October 3, 2013

Psalm 15

O Lord, who shall sojourn in thy tent?
 Who shall dwell on thy holy mountain?
(Psalm 15:1)

Simonopetra Rock
Mount Athos, “The Holy Mountain” (Simonopetra Monastery)

This verse is used on the feast of our Lord’s Transfiguration on Mount Tabor. But the “holy mountain” is also the common name for Mount Athos, the 1000-year old community of 20 monasteries in northern Greece. For generations the monks and saints of Mount Athos have been unshakeable witnesses to that single-minded devotion to God’s Way that the Psalm speaks of: “He who does these things shall never be moved.”

Psalm 15 is a checklist of what behaviors make a person worthy or unworthy to be a worshipper of God and to “sojourn in His tent.”

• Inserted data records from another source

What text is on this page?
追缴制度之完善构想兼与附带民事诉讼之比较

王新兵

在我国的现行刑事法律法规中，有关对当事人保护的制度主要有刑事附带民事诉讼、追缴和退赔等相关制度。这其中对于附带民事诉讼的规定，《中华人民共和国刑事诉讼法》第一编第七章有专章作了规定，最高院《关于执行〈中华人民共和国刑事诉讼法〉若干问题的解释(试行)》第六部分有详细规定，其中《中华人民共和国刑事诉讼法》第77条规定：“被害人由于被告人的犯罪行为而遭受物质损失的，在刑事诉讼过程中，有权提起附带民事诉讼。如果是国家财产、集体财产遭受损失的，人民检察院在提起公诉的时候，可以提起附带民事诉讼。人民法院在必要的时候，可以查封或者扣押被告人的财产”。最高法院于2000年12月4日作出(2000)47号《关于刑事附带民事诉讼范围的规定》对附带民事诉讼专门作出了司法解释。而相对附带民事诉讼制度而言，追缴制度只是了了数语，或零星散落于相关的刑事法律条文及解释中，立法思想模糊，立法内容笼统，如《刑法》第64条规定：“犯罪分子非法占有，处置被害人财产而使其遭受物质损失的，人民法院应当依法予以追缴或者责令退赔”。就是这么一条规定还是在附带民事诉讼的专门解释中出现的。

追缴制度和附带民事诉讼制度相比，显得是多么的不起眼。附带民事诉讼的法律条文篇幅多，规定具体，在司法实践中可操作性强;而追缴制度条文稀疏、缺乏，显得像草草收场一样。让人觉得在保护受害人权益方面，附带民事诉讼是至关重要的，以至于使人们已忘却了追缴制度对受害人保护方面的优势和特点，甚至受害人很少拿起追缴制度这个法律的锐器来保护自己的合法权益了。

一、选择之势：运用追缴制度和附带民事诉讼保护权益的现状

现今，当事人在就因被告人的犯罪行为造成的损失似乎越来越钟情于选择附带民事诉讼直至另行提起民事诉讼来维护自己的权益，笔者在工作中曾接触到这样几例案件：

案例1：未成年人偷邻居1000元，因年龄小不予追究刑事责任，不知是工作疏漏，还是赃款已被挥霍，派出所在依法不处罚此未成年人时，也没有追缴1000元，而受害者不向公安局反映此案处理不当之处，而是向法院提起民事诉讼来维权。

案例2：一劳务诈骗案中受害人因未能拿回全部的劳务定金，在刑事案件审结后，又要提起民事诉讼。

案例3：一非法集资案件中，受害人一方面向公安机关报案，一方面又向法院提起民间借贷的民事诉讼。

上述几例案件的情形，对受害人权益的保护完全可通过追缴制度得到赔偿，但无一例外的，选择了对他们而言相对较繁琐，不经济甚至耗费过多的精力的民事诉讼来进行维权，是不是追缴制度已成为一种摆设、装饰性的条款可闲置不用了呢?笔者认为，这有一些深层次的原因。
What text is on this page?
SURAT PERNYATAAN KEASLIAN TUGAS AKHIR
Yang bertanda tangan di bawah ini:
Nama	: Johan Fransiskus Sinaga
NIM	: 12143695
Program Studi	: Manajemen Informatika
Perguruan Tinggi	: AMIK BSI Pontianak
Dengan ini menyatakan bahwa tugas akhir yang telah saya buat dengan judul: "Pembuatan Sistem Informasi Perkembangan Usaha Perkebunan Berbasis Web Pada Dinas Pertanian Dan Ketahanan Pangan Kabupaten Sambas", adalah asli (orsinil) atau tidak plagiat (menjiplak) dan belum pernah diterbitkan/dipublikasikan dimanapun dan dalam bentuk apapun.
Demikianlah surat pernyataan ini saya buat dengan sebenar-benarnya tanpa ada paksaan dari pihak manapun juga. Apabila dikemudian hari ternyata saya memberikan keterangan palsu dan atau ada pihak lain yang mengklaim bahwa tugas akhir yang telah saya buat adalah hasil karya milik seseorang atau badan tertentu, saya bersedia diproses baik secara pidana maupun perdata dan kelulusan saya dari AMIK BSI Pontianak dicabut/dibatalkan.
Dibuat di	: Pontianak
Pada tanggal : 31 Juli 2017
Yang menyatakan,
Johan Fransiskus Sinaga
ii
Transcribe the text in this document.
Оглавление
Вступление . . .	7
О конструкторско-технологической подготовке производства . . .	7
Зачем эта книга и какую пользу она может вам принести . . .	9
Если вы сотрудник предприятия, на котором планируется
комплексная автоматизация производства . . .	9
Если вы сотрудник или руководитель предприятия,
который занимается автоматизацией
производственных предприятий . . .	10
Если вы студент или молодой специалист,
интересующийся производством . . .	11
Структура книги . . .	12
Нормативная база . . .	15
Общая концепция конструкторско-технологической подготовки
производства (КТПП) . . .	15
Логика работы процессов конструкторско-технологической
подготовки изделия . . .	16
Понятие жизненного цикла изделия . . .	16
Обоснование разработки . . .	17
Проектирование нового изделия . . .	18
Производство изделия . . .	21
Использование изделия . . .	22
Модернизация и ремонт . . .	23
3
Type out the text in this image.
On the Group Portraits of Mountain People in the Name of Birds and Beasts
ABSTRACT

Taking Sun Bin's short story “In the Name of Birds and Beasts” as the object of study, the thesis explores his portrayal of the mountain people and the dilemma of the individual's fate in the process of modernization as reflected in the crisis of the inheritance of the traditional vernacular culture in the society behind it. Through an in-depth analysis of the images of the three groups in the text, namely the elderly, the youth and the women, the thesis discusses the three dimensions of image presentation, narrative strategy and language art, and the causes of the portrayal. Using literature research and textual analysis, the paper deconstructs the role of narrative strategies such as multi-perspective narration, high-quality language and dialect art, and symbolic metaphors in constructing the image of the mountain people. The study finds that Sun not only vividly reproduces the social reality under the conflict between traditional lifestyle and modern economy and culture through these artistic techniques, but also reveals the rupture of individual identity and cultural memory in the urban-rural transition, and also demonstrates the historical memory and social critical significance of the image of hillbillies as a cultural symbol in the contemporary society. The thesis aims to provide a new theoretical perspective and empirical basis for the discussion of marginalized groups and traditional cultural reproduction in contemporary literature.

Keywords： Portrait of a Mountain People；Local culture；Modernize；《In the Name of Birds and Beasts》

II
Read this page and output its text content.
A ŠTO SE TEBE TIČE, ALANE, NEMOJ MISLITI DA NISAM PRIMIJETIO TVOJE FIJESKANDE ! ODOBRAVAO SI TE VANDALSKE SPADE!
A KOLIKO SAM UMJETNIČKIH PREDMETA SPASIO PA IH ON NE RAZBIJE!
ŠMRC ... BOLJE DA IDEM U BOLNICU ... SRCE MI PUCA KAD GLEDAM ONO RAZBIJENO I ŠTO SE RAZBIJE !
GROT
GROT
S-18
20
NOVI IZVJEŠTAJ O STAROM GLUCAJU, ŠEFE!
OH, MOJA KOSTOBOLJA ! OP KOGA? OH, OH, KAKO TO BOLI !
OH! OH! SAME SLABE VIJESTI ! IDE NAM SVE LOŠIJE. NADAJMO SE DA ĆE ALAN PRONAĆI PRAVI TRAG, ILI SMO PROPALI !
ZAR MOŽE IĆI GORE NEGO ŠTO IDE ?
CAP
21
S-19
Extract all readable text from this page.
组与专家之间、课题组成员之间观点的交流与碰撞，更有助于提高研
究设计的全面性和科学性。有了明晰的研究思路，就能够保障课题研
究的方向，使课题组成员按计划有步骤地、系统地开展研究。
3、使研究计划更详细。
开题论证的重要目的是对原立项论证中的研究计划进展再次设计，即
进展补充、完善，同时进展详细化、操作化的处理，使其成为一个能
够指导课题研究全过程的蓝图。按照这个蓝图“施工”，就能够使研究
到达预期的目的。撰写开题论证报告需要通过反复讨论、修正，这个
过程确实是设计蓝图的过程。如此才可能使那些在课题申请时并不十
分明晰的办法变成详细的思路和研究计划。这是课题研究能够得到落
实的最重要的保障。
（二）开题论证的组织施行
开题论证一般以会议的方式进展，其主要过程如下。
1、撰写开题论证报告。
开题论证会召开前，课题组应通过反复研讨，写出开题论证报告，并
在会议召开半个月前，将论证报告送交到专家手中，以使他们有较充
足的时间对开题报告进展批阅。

Do I walk blamelessly and do what is right, as God has commanded?
Do I speak the truth in my heart? 
Do I slander, gossip and deceive—even ever so slightly, to darken opinions about others?
Do I mistreat my neighbor?
Do I jump on the bandwagon and “take up a reproach” when someone is being criticized?
Do I call out and refuse to fall in with bad behavior, or do I “go along to get along”?
Do I give help, including charitable gifts, when it is needed, without demanding anything in return, or do I “charge interest”?
Do I act and speak fairly, even against my own interests, or am I willing to be “bribed”?

Publican and Pharisee
The Publican and the Pharisee

You may decide that you get “100” on this test and can therefore walk proudly into church to worship God. But that’s the spiritually dangerous path of the Pharisee who thanked God “that I am not like others.” The Orthodox approach to worthiness for worship takes the Publican’s view of self-assessment, as in this prayer before communion.

Prayer Before Communion (Saint John of Damascus)

I stand before the doors of Your sanctuary, yet I do not put away my terrible thoughts. O Christ our God ~ Who justified the Publican, had mercy on the Canaanite woman, and opened the gates of Paradise to the Thief ~ open to me the depths of Your love for mankind and, as I approach and touch You, receive me like the Harlot and the woman with an issue of blood: for the one obtained release from her sins by embracing Your sacred feet and the other received healing by only touching the hem of Your garment. Yet I, in my unworthiness, dare to receive Your whole Body! May I not be burned; but receive me even as You received them, and enlighten the senses of my soul, burning up my sinful faults through the prayers and intercessions of her who bore You without human seed, and of the heavenly angelic powers, for You are blessed unto ages of ages. Amen.